I don't know what an ATV park is, but I'm guessing it's not shrinking the carbon footprint. Building prisons, on the other hand, has a familiar ring to it.

Prior to the 1980 winter Olympics in Lake Placid, an event considered an honor by some and a curse by those of us who didn't want any more tourists and tacky T-shirt shops in town, the Olympic folks decided to build the village that housed the athletes about 10 minutes outside of town, on the Sara-Placid Road, halfway to Saranac Lake.

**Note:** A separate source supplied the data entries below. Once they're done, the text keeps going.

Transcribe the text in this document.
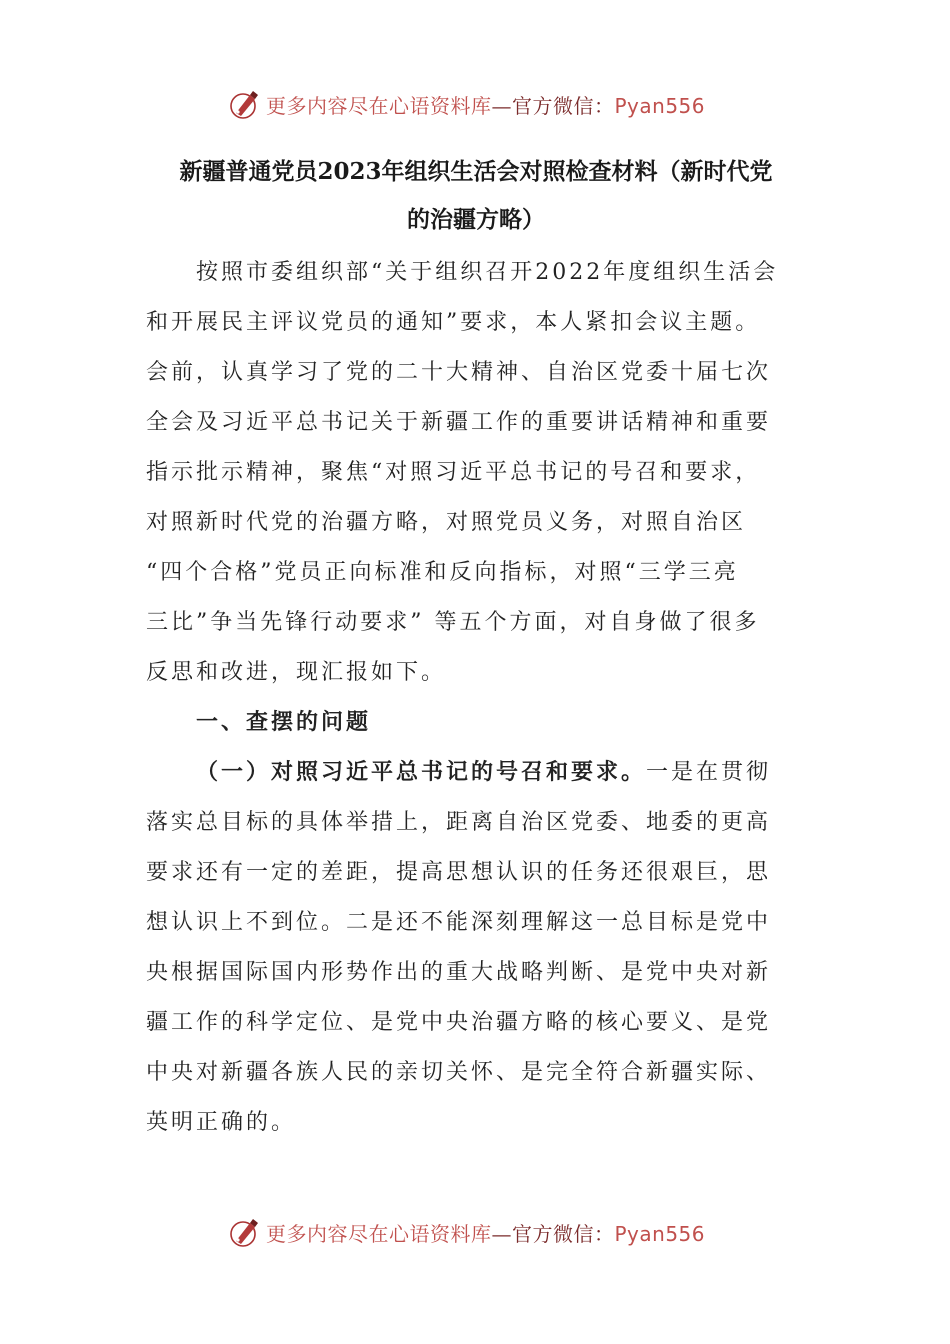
更多内容尽在心语资料库—官方微信：Pyan556
新疆普通党员2023年组织生活会对照检查材料（新时代党
的治疆方略）
按照市委组织部“关于组织召开2022年度组织生活会
和开展民主评议党员的通知”要求，本人紧扣会议主题。
会前，认真学习了党的二十大精神、自治区党委十届七次
全会及习近平总书记关于新疆工作的重要讲话精神和重要
指示批示精神，聚焦“对照习近平总书记的号召和要求，
对照新时代党的治疆方略，对照党员义务，对照自治区
“四个合格”党员正向标准和反向指标，对照“三学三亮
三比”争当先锋行动要求” 等五个方面，对自身做了很多
反思和改进，现汇报如下。
一、查摆的问题
（一）对照习近平总书记的号召和要求。一是在贯彻
落实总目标的具体举措上，距离自治区党委、地委的更高
要求还有一定的差距，提高思想认识的任务还很艰巨，思
想认识上不到位。二是还不能深刻理解这一总目标是党中
央根据国际国内形势作出的重大战略判断、是党中央对新
疆工作的科学定位、是党中央治疆方略的核心要义、是党
中央对新疆各族人民的亲切关怀、是完全符合新疆实际、
英明正确的。
更多内容尽在心语资料库—官方微信：Pyan556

It was a dual purpose facility: when the athletes vacated, New York State took up hospitality rights and turned the village into a minimum security prison. This was considered a bonus to employment in the county surrounding it, the county with the highest unemployment (and probably domestic violence, alcoholism, and whatnot per capita) rate in the state.

What a welcome that must have been for the international athletes: housing for the world's most fit, housing for lawbreakers, same difference.

I don't know where most prisons are located, but I would imagine they aren't considered tourist destinations, and these days, it seems all we have left to sell on our shores is what can be theme-parked into sanitary packages, one indistinguishable from the next. Most of the merchandise sold there is made in China, a place whose quality standards have recently fallen into question.

This Labor Day, there's no parade in Wonderland, just a rally. The parade, I gather turned into a lead balloon.